Researchers from around the region recently celebrated the burgeoning field of epigenetics at the 17th annual Beckman Symposium.

City of Hope was the perfect place for the day-long gathering on Nov. 9, which was attended by about 500 researchers, because two of the field’s pioneers — Art Riggs, Ph.D., and the late Susumu Ohno, Ph.D. — did research at the campus in the 1970s that, in part, established the modern concept of epigenetics.

Epigenetics is a branch of biology that investigates how changes in the way that DNA strands are wrapped or coiled affect whether genes are silent or active. Scientists today have great interest in these changes in DNA “packaging” because of the changes’ association with stem cell development, diabetes, aging and cancer, among other areas.

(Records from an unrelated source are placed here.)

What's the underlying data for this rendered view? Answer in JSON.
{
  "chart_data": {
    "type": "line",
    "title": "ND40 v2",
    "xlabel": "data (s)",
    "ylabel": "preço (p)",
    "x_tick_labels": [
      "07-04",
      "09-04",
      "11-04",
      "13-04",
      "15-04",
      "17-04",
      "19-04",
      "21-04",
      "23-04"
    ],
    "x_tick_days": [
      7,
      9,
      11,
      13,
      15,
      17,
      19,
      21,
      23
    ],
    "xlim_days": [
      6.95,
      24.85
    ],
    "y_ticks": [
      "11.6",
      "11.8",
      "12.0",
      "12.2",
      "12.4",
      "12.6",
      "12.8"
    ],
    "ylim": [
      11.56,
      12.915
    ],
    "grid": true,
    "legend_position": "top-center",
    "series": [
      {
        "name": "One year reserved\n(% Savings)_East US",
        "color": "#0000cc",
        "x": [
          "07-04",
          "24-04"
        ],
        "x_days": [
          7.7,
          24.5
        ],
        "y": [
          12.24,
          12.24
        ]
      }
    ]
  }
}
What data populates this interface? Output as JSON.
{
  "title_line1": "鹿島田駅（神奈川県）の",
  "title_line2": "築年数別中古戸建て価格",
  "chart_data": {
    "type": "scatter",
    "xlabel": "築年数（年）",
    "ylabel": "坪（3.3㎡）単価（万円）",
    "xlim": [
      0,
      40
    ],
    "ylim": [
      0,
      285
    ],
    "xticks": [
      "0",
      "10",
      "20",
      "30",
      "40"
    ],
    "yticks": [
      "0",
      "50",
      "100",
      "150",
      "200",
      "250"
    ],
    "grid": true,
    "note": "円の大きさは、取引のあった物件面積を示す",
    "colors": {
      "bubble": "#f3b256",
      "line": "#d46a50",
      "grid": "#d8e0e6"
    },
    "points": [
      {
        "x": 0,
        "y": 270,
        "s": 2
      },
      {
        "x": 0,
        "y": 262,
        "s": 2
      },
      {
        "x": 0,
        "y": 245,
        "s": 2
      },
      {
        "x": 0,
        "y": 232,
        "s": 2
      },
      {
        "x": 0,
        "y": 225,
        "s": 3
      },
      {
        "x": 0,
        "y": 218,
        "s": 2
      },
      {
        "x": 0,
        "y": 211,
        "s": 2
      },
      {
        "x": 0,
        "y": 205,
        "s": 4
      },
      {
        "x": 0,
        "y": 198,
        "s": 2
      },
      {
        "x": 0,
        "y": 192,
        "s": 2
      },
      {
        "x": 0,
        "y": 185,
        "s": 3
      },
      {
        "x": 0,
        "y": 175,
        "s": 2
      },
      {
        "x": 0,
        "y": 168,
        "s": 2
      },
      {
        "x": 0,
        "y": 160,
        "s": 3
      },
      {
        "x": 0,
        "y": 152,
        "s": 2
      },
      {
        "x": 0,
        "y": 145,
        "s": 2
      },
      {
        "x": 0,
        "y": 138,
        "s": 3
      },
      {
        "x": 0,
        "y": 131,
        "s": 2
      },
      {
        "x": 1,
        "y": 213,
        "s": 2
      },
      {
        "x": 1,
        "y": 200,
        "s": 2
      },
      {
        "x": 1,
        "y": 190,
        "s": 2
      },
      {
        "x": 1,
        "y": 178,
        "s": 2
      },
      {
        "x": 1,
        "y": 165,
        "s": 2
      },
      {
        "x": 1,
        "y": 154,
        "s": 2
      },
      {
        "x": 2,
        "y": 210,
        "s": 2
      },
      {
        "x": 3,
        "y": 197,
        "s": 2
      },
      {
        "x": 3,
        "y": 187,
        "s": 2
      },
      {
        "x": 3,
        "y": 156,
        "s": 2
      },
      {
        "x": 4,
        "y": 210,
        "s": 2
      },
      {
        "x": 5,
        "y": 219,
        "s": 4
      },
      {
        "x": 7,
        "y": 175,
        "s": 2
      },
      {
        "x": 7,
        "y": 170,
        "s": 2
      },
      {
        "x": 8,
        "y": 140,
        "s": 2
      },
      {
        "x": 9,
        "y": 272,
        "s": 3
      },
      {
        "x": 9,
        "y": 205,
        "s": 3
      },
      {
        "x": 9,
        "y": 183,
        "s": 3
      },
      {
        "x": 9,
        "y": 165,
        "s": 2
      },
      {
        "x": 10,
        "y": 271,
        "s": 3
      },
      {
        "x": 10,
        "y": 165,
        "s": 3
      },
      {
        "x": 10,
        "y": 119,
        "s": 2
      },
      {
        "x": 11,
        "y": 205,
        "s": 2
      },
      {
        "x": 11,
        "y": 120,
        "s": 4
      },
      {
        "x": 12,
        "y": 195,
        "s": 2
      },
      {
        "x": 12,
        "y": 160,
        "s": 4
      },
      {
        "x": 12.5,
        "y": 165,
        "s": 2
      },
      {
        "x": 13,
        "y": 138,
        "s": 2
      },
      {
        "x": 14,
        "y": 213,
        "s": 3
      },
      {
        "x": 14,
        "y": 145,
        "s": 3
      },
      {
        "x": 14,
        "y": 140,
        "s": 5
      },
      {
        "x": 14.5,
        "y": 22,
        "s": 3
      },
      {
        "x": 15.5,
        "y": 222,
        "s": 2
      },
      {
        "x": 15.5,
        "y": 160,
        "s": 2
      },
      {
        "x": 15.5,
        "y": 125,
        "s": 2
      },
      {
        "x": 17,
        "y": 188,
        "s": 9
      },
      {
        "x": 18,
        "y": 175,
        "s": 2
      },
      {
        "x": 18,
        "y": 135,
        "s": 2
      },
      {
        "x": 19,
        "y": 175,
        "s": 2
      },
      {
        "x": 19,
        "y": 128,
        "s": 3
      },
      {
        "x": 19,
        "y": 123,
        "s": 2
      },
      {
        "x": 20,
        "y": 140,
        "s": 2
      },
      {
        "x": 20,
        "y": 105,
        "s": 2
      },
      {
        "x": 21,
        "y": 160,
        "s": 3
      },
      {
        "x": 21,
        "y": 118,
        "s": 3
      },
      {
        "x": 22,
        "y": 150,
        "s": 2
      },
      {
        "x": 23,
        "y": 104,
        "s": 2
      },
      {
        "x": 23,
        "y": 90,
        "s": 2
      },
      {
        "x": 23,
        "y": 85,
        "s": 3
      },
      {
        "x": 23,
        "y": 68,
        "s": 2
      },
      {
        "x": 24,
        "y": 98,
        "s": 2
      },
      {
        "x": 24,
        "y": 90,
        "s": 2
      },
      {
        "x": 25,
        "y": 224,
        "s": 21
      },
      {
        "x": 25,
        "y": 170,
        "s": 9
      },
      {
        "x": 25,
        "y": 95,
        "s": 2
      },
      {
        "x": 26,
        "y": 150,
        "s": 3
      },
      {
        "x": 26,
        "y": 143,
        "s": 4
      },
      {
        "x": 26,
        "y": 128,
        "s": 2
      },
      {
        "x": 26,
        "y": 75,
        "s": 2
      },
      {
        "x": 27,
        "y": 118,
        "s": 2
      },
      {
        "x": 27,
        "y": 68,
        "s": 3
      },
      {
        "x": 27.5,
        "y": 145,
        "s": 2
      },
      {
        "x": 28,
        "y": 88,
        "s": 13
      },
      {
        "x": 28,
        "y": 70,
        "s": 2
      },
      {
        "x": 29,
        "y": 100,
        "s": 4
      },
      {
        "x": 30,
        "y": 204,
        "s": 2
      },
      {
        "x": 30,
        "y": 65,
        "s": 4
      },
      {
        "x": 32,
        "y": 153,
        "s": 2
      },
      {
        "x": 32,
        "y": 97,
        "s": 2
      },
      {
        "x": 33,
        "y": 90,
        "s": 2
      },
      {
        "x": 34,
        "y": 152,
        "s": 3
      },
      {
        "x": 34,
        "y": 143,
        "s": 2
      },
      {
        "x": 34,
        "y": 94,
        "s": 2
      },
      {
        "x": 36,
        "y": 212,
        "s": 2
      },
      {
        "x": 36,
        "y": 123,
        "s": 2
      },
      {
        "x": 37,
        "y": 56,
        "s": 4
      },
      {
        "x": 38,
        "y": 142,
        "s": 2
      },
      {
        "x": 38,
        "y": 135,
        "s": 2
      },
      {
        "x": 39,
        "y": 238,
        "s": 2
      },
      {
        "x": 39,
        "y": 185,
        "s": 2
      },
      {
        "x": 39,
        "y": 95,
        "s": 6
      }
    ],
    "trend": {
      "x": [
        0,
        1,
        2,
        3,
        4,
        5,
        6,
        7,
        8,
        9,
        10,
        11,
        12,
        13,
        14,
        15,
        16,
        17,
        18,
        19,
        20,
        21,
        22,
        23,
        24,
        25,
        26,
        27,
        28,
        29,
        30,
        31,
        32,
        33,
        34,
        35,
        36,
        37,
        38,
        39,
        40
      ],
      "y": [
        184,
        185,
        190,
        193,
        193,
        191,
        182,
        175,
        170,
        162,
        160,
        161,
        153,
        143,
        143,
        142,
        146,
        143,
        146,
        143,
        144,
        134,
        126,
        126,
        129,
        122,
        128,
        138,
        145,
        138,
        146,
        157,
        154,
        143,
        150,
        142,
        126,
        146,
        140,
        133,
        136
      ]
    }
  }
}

Riggs began the day with a review of landmark experiments in the field, which some may consider “new.” Riggs emphasized that the ideas behind epigenetics are as old as Aristotle; but what is new is the skyrocketing numbers of publications in the field.

Seven experts who have contributed to that rise soon followed with descriptions of their work.

Jeannie Lee, M.D., Ph.D., of Massachusetts General Hospital, discussed the textbook example of epigenetic gene regulation: how the body inactivates the extra X chromosome carried by female mammals. Before her talk, Lee paid tribute to City of Hope’s Ohno, one of the first investigators to recognize that women’s second X chromosome, which appears crumpled up when viewed microscopically, is actually inactive. Ohno died in 2000.

Several presentations centered on a scientifically “hot” form of epigenetic change called histone methylation. In talks focusing on genes regulating stem cell development, Yi Zhang, Ph.D., of the University of North Carolina, and Bradley Bernstein, M.D., Ph.D., of Massachusetts General Hospital, described how genes are either activated or silenced depending on where a methyl group is added to proteins called histones, around which DNA is wrapped.

Reporting that drugs affecting different types of epigenetic changes have already received federal approval against some cancers, the University of Southern California’s Peter Jones, Ph.D., then noted that histone methylation inhibitors can kill cancer cells in a dish — possibly by unmasking genes that protect cells from cancer, hinting that they could be the next generation of epigenetic cancer therapies.

Jones recalled that 25 years ago, he and Riggs collaborated on the first-ever review article about the relationship of cancer to epigenetics.

Based on the day’s talks, the 2007 version of such a review would be much thicker.

Support for the meeting came from the Beckman Endowment, Millipore and Active Motif.